Pemikiran kreatif tersebut tampaknya sudah disadari oleh dua kelompok tani di desa Tiron - Kecamatan Banyakan yaitu Kelompok Wanita Tani ‘Budidaya’ di bawah pimpinan Bu Luluk dan Kelompok tani ‘Sumber Mulyo’ yang diketuai Pak Jemu. Dua orang inilah yang memiliki semangat membawa perubahan di dusunnya masing-masing. Memberi inspirasi bagi warga sekitarnya untuk tidak takluk dengan kerasnya alam di lereng gunung Wilis.
Pertama, Kelompok Wanita Tani ‘Budidaya’ yang berlokasi di dusun Sumberbendo ini, telah mendirikan industri rumah tangga olahan mangga podang bekerjasama dengan JICA (Japan International Cooperation Agency : Lembaga pendanaan dari Pemerintah Jepang), Dinas Pertanian Kabupaten Kediri, dan Universitas Brawijaya. Kedua, Kelompok tani Sumber Mulyo yang berlokasi di dusun Kali Gayam, bekerja sama dengan LSM Internasioanal REI (Resource Exchange International) berhasil melahirkan produk manisan mangga podang yang telah menembus pasar luar negeri.
Bu Luluk: Srikandi dari Dusun Sumber Bendo
Mulai masuk dusun Cowekan yang berjarak sekitar 3 km dari dusun Sumber Bendo, jalan yang semula licin beraspal mulai agak kasar karena beberapa aspal yang mengelupas. Bekas kemarau masih tampak terlihat di persawahan kering di sepanjang jalan. Sedikit rumput yang mulai menghijau karena guyuran hujan gerimis, cukup memberi warna hijau yang menyejukkan mata, membelah coklatnya rerumputan yang kering. Tanaman jagung, rumput gajahan, dan pohon jati, menjadi perlambang nuansa pertanian di lereng gunung yang sangat mengandalkan tadah hujan, terlihat membentang seluas mata memandang.

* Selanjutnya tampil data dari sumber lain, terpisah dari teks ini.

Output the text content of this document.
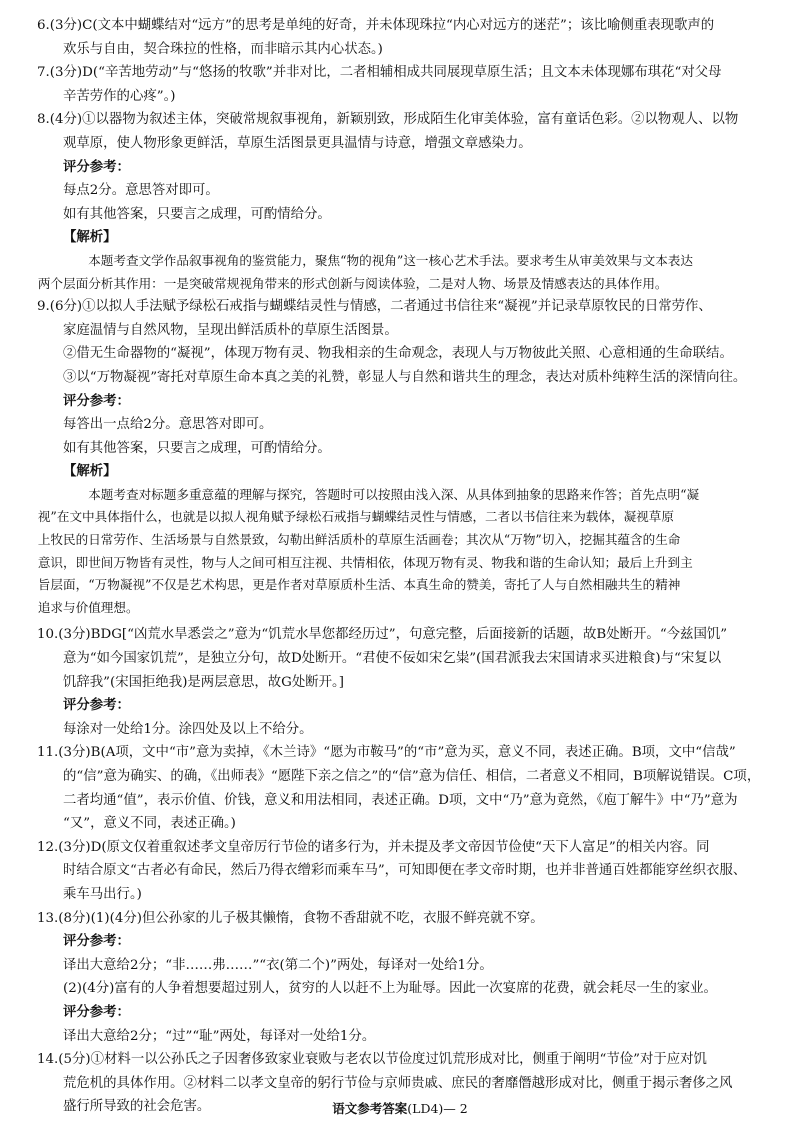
6.(3分)C(文本中蝴蝶结对“远方”的思考是单纯的好奇，并未体现珠拉“内心对远方的迷茫”；该比喻侧重表现歌声的
欢乐与自由，契合珠拉的性格，而非暗示其内心状态。)
7.(3分)D(“辛苦地劳动”与“悠扬的牧歌”并非对比，二者相辅相成共同展现草原生活；且文本未体现娜布琪花“对父母
辛苦劳作的心疼”。)
8.(4分)①以器物为叙述主体，突破常规叙事视角，新颖别致，形成陌生化审美体验，富有童话色彩。②以物观人、以物
观草原，使人物形象更鲜活，草原生活图景更具温情与诗意，增强文章感染力。
评分参考：
每点2分。意思答对即可。
如有其他答案，只要言之成理，可酌情给分。
【解析】
本题考查文学作品叙事视角的鉴赏能力，聚焦“物的视角”这一核心艺术手法。要求考生从审美效果与文本表达
两个层面分析其作用：一是突破常规视角带来的形式创新与阅读体验，二是对人物、场景及情感表达的具体作用。
9.(6分)①以拟人手法赋予绿松石戒指与蝴蝶结灵性与情感，二者通过书信往来“凝视”并记录草原牧民的日常劳作、
家庭温情与自然风物，呈现出鲜活质朴的草原生活图景。
②借无生命器物的“凝视”，体现万物有灵、物我相亲的生命观念，表现人与万物彼此关照、心意相通的生命联结。
③以“万物凝视”寄托对草原生命本真之美的礼赞，彰显人与自然和谐共生的理念，表达对质朴纯粹生活的深情向往。
评分参考：
每答出一点给2分。意思答对即可。
如有其他答案，只要言之成理，可酌情给分。
【解析】
本题考查对标题多重意蕴的理解与探究，答题时可以按照由浅入深、从具体到抽象的思路来作答；首先点明“凝
视”在文中具体指什么，也就是以拟人视角赋予绿松石戒指与蝴蝶结灵性与情感，二者以书信往来为载体，凝视草原
上牧民的日常劳作、生活场景与自然景致，勾勒出鲜活质朴的草原生活画卷；其次从“万物”切入，挖掘其蕴含的生命
意识，即世间万物皆有灵性，物与人之间可相互注视、共情相依，体现万物有灵、物我和谐的生命认知；最后上升到主
旨层面，“万物凝视”不仅是艺术构思，更是作者对草原质朴生活、本真生命的赞美，寄托了人与自然相融共生的精神
追求与价值理想。
10.(3分)BDG[“凶荒水旱悉尝之”意为“饥荒水旱您都经历过”，句意完整，后面接新的话题，故B处断开。“今兹国饥”
意为“如今国家饥荒”，是独立分句，故D处断开。“君使不佞如宋乞粜”(国君派我去宋国请求买进粮食)与“宋复以
饥辞我”(宋国拒绝我)是两层意思，故G处断开。]
评分参考：
每涂对一处给1分。涂四处及以上不给分。
11.(3分)B(A项，文中“市”意为卖掉，《木兰诗》“愿为市鞍马”的“市”意为买，意义不同，表述正确。B项，文中“信哉”
的“信”意为确实、的确，《出师表》“愿陛下亲之信之”的“信”意为信任、相信，二者意义不相同，B项解说错误。C项，
二者均通“值”，表示价值、价钱，意义和用法相同，表述正确。D项，文中“乃”意为竟然，《庖丁解牛》中“乃”意为
“又”，意义不同，表述正确。)
12.(3分)D(原文仅着重叙述孝文皇帝厉行节俭的诸多行为，并未提及孝文帝因节俭使“天下人富足”的相关内容。同
时结合原文“古者必有命民，然后乃得衣缯彩而乘车马”，可知即便在孝文帝时期，也并非普通百姓都能穿丝织衣服、
乘车马出行。)
13.(8分)(1)(4分)但公孙家的儿子极其懒惰，食物不香甜就不吃，衣服不鲜亮就不穿。
评分参考：
译出大意给2分；“非……弗……”“衣(第二个)”两处，每译对一处给1分。
(2)(4分)富有的人争着想要超过别人，贫穷的人以赶不上为耻辱。因此一次宴席的花费，就会耗尽一生的家业。
评分参考：
译出大意给2分；“过”“耻”两处，每译对一处给1分。
14.(5分)①材料一以公孙氏之子因奢侈致家业衰败与老农以节俭度过饥荒形成对比，侧重于阐明“节俭”对于应对饥
荒危机的具体作用。②材料二以孝文皇帝的躬行节俭与京师贵戚、庶民的奢靡僭越形成对比，侧重于揭示奢侈之风
盛行所导致的社会危害。	语文参考答案(LD4)— 2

Sepanjang perjalanan menuju rumah Bu Luluk ini, beberapa kali saya berpapasan dengan pengendara motor yang membonceng sekeranjang penuh mangga podang. Nampaknya siang itu petani sedang mengangkut hasil panennya ke pasar induk Banyakan. Pasar yang mempertemukan mereka dengan pedagang-pedagang dari seluruh Jawa Timur yang siap memboyong hasil panenan mereka dan mendistribusikannya sampai ke luar Jawa.
Gambar 2 Gerbang Pasar Buah Kecamatan Banyakan: Terlihat kesibukan jual beli mangga podang, gambar diambil sekitar jam 14.00 WIB. Pasar ini hanya ramai ketika musim buah, keramaian puncaknya terjadi ketika musim mangga podang.
Jalan satu jalur yang naik turun dan berbatu seakan membelah kebun mangga podang yang tumbuh ala kadarnya. Lahan di bawahnya di tumpang sari dengan tanaman lain yang tahan panas. Inilah keunikan mangga podang. Mangga ini tidak memerlukan perawatan yang intens, masyarakat membiarkannya tumbuh, bahkan hampir di setiap pekarangan warga bisa dijumpai mangga ini. Buah ini menjadi andalan yang cocok sebagai tanaman konservasi pada lahan kering dan sebagai tanaman pekarangan yang menjadi berkah tersendiri bagi masyarakat yang tinggal di lereng gunung Wilis.
Saya sudah memasuki dusun Sumber Bendo. Jalan yang dilalui semakin menanjak. Di dusun ini, sebagian rumah warga masih berdinding bambu, berlantai tanah, dan beratap genting yang menghitam karena usia. Pertanian tradisional yang menjadi mata pencaharian sebagian besar masyarakat, nampaknya masih belum bisa membuat mereka mampu membangun rumah ‘gedong’ dari batu bata.
Gambar 3 Tampak menyeluruh: rumah salah seorang warga di dusun Sumber Bendo,masih berdinding gedek (anyaman bambu) dan berlantai tanah.
Gambar 4 Penulis bersama dengan pemilik rumah
“Tidak nyasar mas? Jalan ke sini memang lumayan sulit, sering ada tamu yang balik kanan begitu sampai ‘bulak’ yang naiknya terjal itu, mereka tidak tahu kalau ada dusun Sumber Bendo setelahnya” ujar Bu Luluk menyambut kedatangan saya.